The lease involved in the second issue had become burdensome and valueless. Neville terminated it in 1936 without any strings or conditions attached. That closed the taxable transaction which it had in that lease and it thereby sustained a loss of the stipulated remaining cost. The respondent cites no cases to the contrary, but argues that Neville had no loss in 1936 because it merely carried out a plan for obtaining a better title to the ore property by surrendering the lease and purchasing the fee. If Neville had used the lease or its rights thereunder to acquire the fee, the remaining cost of the lease might be regarded as a part of the cost of the fee, but that was not done. Instead the lease was canceled and the fee was purchased later.
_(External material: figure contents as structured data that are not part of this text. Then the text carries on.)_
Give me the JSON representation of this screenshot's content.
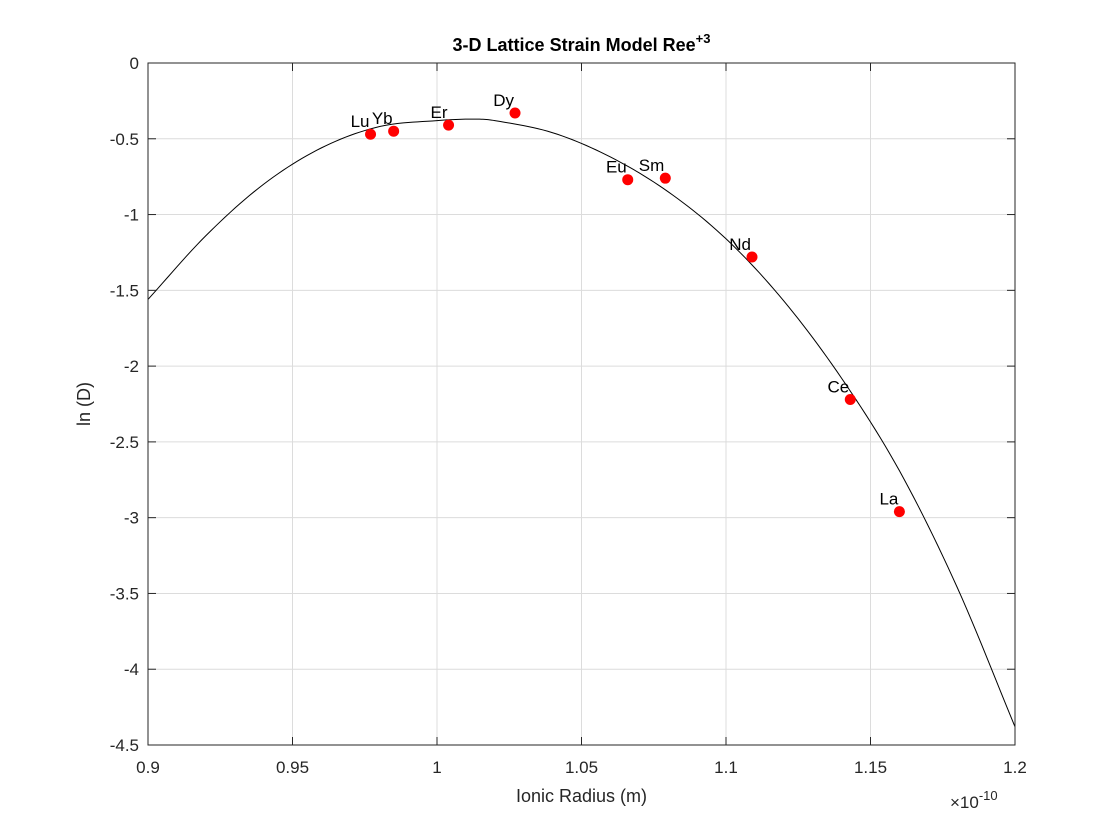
{
  "chart_data": {
    "type": "scatter",
    "title": "3-D Lattice Strain Model Ree",
    "title_superscript": "+3",
    "xlabel": "Ionic Radius (m)",
    "ylabel": "ln (D)",
    "x_exponent_base": "×10",
    "x_exponent_power": "-10",
    "xlim": [
      0.9,
      1.2
    ],
    "ylim": [
      -4.5,
      0
    ],
    "xticks": [
      "0.9",
      "0.95",
      "1",
      "1.05",
      "1.1",
      "1.15",
      "1.2"
    ],
    "yticks": [
      "0",
      "-0.5",
      "-1",
      "-1.5",
      "-2",
      "-2.5",
      "-3",
      "-3.5",
      "-4",
      "-4.5"
    ],
    "grid": true,
    "marker_color": "#ff0000",
    "curve_color": "#000000",
    "points": [
      {
        "label": "Lu",
        "x": 0.977,
        "y": -0.47
      },
      {
        "label": "Yb",
        "x": 0.985,
        "y": -0.45
      },
      {
        "label": "Er",
        "x": 1.004,
        "y": -0.41
      },
      {
        "label": "Dy",
        "x": 1.027,
        "y": -0.33
      },
      {
        "label": "Eu",
        "x": 1.066,
        "y": -0.77
      },
      {
        "label": "Sm",
        "x": 1.079,
        "y": -0.76
      },
      {
        "label": "Nd",
        "x": 1.109,
        "y": -1.28
      },
      {
        "label": "Ce",
        "x": 1.143,
        "y": -2.22
      },
      {
        "label": "La",
        "x": 1.16,
        "y": -2.96
      }
    ],
    "curve": {
      "x": [
        0.9,
        0.92,
        0.94,
        0.96,
        0.98,
        1.0,
        1.013,
        1.02,
        1.04,
        1.06,
        1.08,
        1.1,
        1.12,
        1.14,
        1.16,
        1.18,
        1.2
      ],
      "y": [
        -1.56,
        -1.14,
        -0.8,
        -0.56,
        -0.42,
        -0.38,
        -0.37,
        -0.38,
        -0.46,
        -0.62,
        -0.85,
        -1.16,
        -1.57,
        -2.08,
        -2.69,
        -3.46,
        -4.38
      ]
    }
  }
}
There was no understanding when the lease was canceled that Neville would purchase the fee. It had plans and desires for such a purchase, but it had no understanding or agreement with the owner-lessors. Indeed, it was necessary that the 1948 U.S. Tax Ct. LEXIS 182">*196 lease should be canceled in order to terminate the rights of Chisholm. Neville did not want to buy the fee until those rights had been terminated. The negotiations for purchase were started anew from scratch after the termination of the lease. The fact that Neville was willing to pay $ 40,000 for the fee is not inconsistent with the fact that the lease was a liability to Neville. The one had value, the other had none. The fee was purchased for a different purpose from that for which the lease had been acquired. There was no connection between the acquisition of the fee and the termination of the lease which would prevent the loss from the latter transaction from being recognized for tax purposes.